Artificial Intelligence Model Predicts Sudden Cardiac Arrest Manifesting With Pulseless Electric Activity Versus Ventricular Fibrillation

Author:

Holmstrom Lauri12ORCID,Bednarski Bryan1ORCID,Chugh Harpriya2ORCID,Aziz Habiba2ORCID,Pham Hoang Nhat2,Sargsyan Arayik2,Uy-Evanado Audrey2ORCID,Dey Damini1ORCID,Salvucci Angelo3ORCID,Jui Jonathan4ORCID,Reinier Kyndaron2ORCID,Slomka Piotr J.1ORCID,Chugh Sumeet S.12ORCID

Affiliation:

1. Division of Artificial Intelligence in Medicine, Department of Medicine (L.H., B.B., D.D., P.J.S., S.S.C.)

2. Center for Cardiac Arrest Prevention, Department of Cardiology, Smidt Heart Institute, Cedars-Sinai Health System, Los Angeles (L.H., H.C., H.A., H.N.P., A.S., A.U.-E., K.R., S.S.C.).

3. Ventura County Health Care Agency, Ventura, CA (A.S.).

4. Department of Emergency Medicine, Oregon Health and Science University, Portland, OR (J.J.).

Abstract

BACKGROUND: There is no specific treatment for sudden cardiac arrest (SCA) manifesting as pulseless electric activity (PEA) and survival rates are low; unlike ventricular fibrillation (VF), which is treatable by defibrillation.

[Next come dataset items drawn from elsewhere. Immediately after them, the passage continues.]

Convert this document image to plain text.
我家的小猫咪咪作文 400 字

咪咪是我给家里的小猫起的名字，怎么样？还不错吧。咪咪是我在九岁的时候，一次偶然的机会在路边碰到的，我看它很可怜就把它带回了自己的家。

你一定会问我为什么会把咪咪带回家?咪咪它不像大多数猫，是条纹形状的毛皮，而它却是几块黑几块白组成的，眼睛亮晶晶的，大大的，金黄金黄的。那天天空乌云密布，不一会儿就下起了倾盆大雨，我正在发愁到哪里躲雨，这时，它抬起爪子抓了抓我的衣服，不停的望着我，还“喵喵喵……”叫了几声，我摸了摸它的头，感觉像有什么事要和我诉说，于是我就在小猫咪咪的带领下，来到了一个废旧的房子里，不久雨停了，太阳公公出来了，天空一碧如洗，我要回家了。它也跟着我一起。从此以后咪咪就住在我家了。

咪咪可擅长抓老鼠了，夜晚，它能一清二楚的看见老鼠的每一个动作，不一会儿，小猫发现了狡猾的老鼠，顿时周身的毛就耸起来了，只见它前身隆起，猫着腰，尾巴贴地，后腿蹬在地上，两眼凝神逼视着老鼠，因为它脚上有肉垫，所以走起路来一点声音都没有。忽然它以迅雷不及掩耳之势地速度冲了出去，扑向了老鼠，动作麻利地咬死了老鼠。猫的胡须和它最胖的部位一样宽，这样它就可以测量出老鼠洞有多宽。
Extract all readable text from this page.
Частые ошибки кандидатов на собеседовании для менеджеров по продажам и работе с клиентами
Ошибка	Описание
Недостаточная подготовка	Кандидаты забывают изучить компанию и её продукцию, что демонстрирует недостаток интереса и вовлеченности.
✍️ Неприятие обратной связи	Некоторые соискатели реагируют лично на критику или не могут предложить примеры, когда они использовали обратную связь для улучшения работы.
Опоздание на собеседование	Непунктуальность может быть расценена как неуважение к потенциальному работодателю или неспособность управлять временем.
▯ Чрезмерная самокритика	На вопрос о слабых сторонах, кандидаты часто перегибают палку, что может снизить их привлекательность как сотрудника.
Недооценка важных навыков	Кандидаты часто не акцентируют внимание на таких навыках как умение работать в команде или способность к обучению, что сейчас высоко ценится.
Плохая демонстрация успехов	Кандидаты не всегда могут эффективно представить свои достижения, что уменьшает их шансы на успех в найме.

Development of novel treatments requires fundamental clinical studies, but access to the true initial rhythm has been a limiting factor. METHODS: Using demographics and detailed clinical variables, we trained and tested an AI model (extreme gradient boosting) to differentiate PEA-SCA versus VF-SCA in a novel setting that provided the true initial rhythm. A subgroup of SCAs are witnessed by emergency medical services personnel, and because the response time is zero, the true SCA initial rhythm is recorded. The internal cohort consisted of 421 emergency medical services-witnessed out-of-hospital SCAs with PEA or VF as the initial rhythm in the Portland, Oregon metropolitan area. External validation was performed in 220 emergency medical services-witnessed SCAs from Ventura, CA. RESULTS: In the internal cohort, the artificial intelligence model achieved an area under the receiver operating characteristic curve of 0.68 (95% CI, 0.61–0.76). Model performance was similar in the external cohort, achieving an area under the receiver operating characteristic curve of 0.72 (95% CI, 0.59–0.84). Anemia, older age, increased weight, and dyspnea as a warning symptom were the most important features of PEA-SCA; younger age, chest pain as a warning symptom and established coronary artery disease were important features associated with VF. CONCLUSIONS: The artificial intelligence model identified novel features of PEA-SCA, differentiated from VF-SCA and was successfully replicated in an external cohort. These findings enhance the mechanistic understanding of PEA-SCA with potential implications for developing novel management strategies.